We need to talk about Ed because part of the reason Labour didn’t do so well in the south was because of the rise of UKIP, particularly in places like Thurrock in Essex. Having relaxed in their comfort zone of pretending that UKIP’s vote consisted of disgruntled old white Tories (‘old white men barking at the moon at their loss of power’ as someone put it two years ago), they now have to come to terms that what was supposed to be the core vote of Labour, the working class, were drifting away to UKIP. Again, they may try and comfort themselves that once those working class voters ‘understood’ how Labour’s policies would help them and that they didn’t need UKIP there won’t be a problem. The question is, can Ed, middle class policy wonk with no experience of working outside Westminster, help them to understand?

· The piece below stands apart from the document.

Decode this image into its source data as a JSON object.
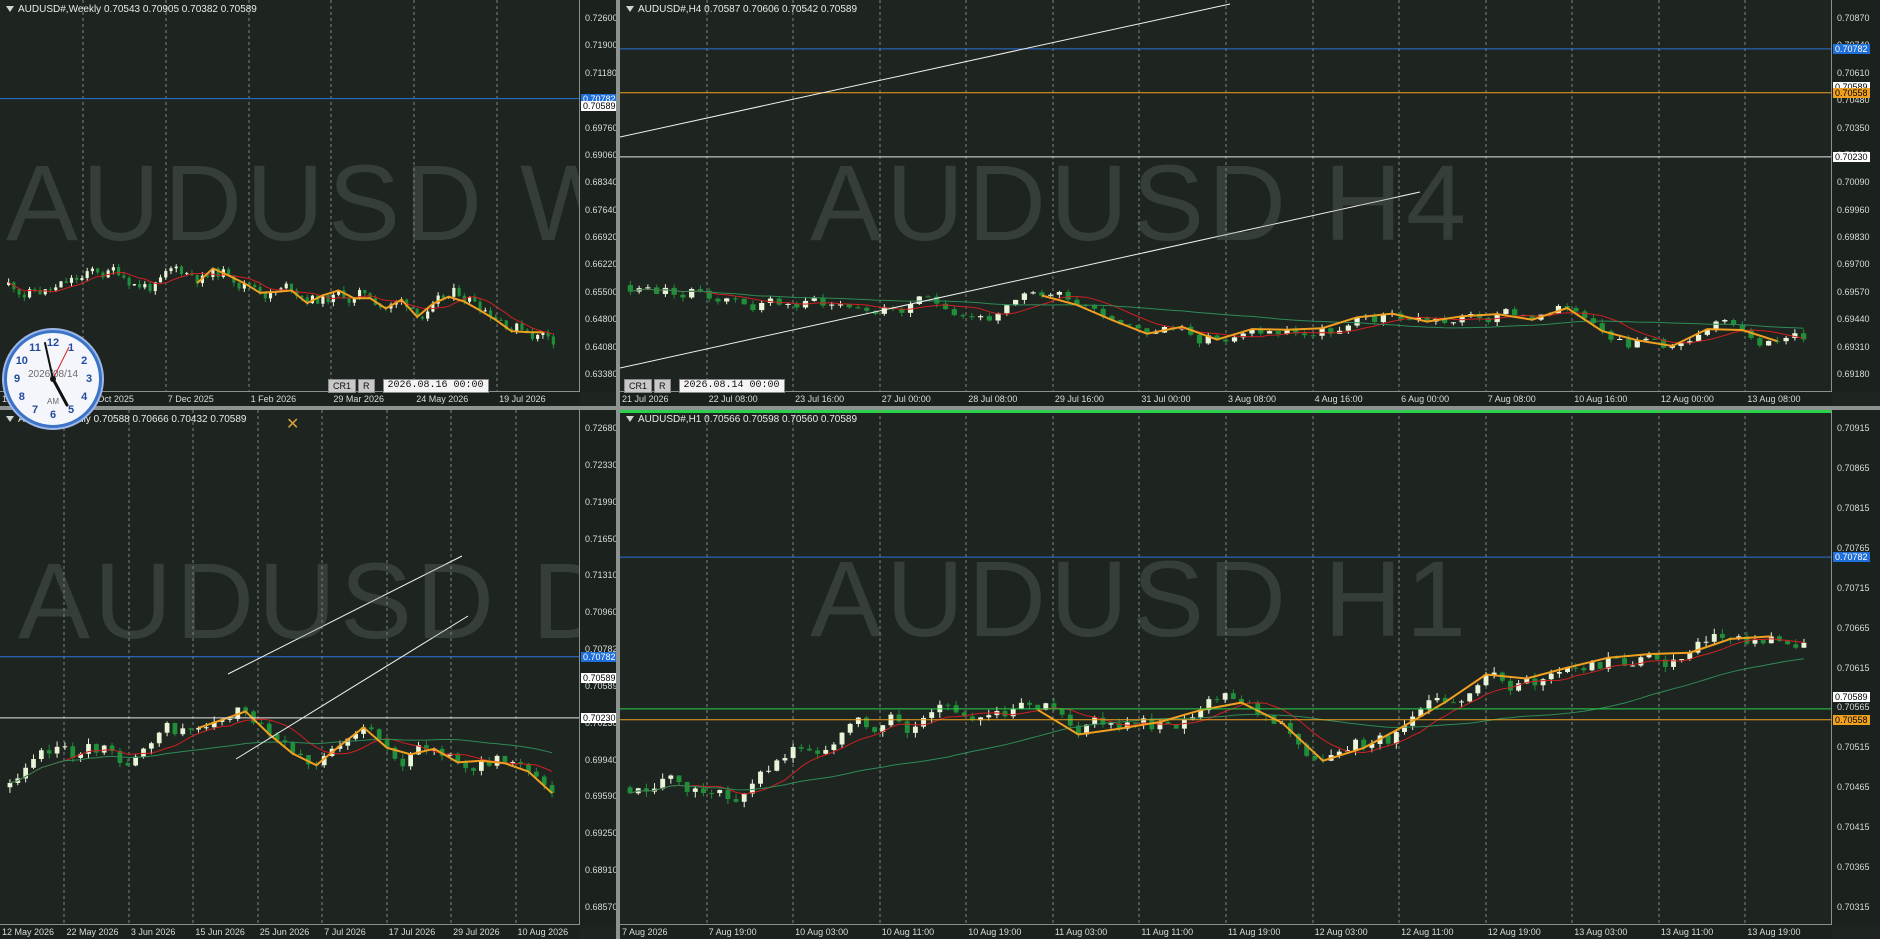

Well, We need to talk about Ed because this was his answer to a question asked of him in Thurrock during the aftermath of the EU elections when a journalist pointed out that some voters think he is too academic and wordy so could he sum up what he is about in one word:

“One Nation. One Nation is an idea about how you bring every person in the country to make a contribution and show their potential. And that’s what I’m about. And that’s what I’m about for Britain. And I think it shows that Labour is a party that is reaching out to people across our country and that Labour has an answer. And in the end, the question is does that country succeed with people at the top doing well? Or does it succeed when actually ordinary people are supported? And that is the big question for Britain. And actually I believe that will be the big question for Britain at the next election.”

We need to talk about Ed because the big question for Britain at the next election will actually be whether Ed Miliband would make a credible Prime Minister.

My personal opinion is that he has done very little wrong over the last four years in his role as Leader of the opposition. I can see he is thinking deeply about the policies he wants to go to the country with next year, and that he genuinely wants to help people. He would make an excellent cabinet minister in a future government…and I’m afraid I have to leave it there.